Does isolation ever matter? When should I flip isolated to true?

When you deliberately want to test a blank-browser flow, like a first-time signup from zero state, or when you are checking that a feature works for a user who is not logged in and you do not want prior runs polluting the result. Pass isolated: true to assrt_test and the runner launches an in-memory profile that is discarded on exit. The flag is per-call, so you can mix logged-in feature runs with fresh-session smoke tests in the same suite.

What happens between scenarios when they share a browser?
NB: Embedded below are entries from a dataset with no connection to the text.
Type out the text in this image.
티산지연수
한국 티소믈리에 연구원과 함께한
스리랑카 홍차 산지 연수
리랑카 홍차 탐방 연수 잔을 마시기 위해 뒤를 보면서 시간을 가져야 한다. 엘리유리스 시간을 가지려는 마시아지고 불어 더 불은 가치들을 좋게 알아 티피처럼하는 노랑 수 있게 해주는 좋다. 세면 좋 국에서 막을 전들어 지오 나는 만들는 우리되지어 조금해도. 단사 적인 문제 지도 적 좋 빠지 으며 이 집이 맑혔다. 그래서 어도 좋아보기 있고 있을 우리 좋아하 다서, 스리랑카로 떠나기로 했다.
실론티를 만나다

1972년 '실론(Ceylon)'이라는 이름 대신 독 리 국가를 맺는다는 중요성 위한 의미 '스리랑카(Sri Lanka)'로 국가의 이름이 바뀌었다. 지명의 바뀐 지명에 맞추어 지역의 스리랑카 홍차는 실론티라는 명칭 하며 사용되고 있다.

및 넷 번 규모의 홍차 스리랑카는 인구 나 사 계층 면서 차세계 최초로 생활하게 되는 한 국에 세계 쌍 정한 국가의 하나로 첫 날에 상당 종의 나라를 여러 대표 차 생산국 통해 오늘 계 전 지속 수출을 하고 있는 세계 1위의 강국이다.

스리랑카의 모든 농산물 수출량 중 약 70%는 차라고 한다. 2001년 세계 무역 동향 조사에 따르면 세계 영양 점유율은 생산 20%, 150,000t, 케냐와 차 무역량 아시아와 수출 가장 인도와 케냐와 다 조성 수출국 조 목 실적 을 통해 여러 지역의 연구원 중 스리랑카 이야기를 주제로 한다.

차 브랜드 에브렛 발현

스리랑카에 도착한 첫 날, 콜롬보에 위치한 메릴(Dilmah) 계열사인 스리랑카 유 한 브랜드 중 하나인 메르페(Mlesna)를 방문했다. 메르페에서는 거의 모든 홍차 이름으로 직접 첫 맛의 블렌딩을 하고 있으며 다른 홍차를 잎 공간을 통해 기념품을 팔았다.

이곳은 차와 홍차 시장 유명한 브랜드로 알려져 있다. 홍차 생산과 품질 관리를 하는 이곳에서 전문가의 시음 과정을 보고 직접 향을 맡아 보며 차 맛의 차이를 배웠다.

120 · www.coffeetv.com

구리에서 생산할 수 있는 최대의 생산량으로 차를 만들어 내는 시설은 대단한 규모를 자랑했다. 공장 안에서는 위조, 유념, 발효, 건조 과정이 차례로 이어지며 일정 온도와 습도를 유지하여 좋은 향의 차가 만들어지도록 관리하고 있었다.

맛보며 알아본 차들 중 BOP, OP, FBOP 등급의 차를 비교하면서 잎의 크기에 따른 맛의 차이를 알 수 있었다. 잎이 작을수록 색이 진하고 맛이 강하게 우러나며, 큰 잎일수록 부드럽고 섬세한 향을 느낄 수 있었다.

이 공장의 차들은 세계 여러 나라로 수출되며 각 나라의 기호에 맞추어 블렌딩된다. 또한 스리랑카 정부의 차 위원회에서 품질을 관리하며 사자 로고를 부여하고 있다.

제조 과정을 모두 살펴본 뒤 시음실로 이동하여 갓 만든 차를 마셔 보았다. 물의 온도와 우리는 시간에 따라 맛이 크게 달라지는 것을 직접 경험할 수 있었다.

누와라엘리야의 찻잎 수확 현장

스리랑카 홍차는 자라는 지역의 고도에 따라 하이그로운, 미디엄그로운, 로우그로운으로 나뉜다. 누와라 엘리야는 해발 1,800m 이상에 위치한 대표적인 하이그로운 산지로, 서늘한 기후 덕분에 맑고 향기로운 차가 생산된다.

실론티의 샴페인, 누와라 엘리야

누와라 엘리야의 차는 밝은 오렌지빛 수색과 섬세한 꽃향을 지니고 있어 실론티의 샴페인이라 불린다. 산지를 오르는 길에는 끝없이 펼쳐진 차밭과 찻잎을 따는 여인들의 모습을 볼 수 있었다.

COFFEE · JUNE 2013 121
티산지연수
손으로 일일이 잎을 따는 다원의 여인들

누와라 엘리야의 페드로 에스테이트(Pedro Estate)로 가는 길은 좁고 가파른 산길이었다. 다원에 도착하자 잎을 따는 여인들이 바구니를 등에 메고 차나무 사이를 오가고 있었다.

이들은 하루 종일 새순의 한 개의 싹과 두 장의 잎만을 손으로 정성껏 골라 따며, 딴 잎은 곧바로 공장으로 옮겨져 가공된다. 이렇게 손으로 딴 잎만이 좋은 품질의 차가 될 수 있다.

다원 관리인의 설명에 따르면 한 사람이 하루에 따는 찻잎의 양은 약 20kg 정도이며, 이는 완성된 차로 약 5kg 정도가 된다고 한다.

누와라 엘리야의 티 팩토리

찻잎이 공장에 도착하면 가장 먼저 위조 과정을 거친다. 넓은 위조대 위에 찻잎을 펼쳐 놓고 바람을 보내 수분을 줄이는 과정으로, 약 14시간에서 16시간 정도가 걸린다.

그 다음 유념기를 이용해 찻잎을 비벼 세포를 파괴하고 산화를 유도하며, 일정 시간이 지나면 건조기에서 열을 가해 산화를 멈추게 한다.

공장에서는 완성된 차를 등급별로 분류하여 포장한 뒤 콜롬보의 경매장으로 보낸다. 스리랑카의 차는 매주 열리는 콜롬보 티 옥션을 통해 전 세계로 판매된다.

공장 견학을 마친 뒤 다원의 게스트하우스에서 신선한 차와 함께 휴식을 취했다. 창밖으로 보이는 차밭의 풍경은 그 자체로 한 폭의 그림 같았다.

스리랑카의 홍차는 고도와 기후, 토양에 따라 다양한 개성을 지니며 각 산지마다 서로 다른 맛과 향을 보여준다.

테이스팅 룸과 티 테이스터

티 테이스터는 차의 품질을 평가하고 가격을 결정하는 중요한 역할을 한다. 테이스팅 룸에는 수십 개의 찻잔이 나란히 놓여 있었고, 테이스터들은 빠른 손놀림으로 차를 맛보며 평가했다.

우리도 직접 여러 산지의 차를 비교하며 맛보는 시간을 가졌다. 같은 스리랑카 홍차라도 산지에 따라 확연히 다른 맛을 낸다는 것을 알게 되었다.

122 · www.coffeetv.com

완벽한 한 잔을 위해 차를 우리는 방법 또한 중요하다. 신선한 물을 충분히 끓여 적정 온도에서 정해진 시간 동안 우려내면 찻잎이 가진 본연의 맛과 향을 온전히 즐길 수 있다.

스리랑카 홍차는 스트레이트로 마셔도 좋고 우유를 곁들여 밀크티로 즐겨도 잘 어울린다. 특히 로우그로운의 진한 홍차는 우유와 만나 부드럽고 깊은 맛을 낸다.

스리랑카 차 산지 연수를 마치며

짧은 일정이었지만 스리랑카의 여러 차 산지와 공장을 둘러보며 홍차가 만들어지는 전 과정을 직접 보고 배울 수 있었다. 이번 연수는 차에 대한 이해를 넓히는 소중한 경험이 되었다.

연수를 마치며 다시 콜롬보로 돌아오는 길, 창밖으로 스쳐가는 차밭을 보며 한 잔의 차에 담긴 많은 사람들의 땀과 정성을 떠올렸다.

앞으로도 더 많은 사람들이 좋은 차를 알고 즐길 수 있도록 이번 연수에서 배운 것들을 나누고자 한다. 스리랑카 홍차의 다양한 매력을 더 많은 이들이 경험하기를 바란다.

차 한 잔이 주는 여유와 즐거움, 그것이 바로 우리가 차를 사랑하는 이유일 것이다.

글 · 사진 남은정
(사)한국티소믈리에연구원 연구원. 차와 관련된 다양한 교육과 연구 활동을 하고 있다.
Nothing happens. The agent finishes Case 1, calls complete_scenario, and the outer runner starts Case 2 against the same page the browser ended on. There is no reset, no navigate, no cookie clear. This is documented at agent.ts:489-492 where the finally block comments 'Don't close the browser here — keep it alive so the user can take over and interact after the test finishes.' You write your scenarios to compose: log in once in Case 1, assume logged-in state in Case 2 onwards.

How is this different from just using Playwright's storageState?

Playwright's storageState requires you to author a setup script, persist cookies to a JSON file, and reload them into each test context. It works, but it is a separate authoring surface you maintain by hand. Assrt inherits the shared session automatically because the scenarios run in a single Playwright process against a single browser context, not separate spec files in separate workers. You get the effect of storageState without writing storageState code.

Is the pyramid wrong now, or is it still useful at some level?

Unit tests are still the cheapest way to catch logic errors in a pure function. Nothing about Assrt changes that. What changes is the integration-vs-E2E middle of the pyramid: the reason integration tests were preferred over E2E was setup cost, and Assrt has made the setup cost a one-time payment across all scenarios in a plan. For UI and flow-level verification, E2E is now competitive with integration on speed and strictly better on fidelity. Keep unit tests. Rewrite integration tests that were really shallow E2E tests as real E2E scenarios.

What does it cost to run a 20-scenario plan compared to a typical E2E suite?

The Playwright browser launch is paid once. The dev-server navigate is paid once. The login flow (signup email, OTP) is paid once thanks to the shared profile. The remaining cost is per-scenario LLM tokens to drive the accessibility tree (default claude-haiku-4-5-20251001, a few cents per scenario) plus real browser action time. A twenty-case plan that would take twenty minutes as independent Playwright specs typically finishes in three to four minutes on Assrt because eighteen of the twenty scenarios start mid-flow, not at login.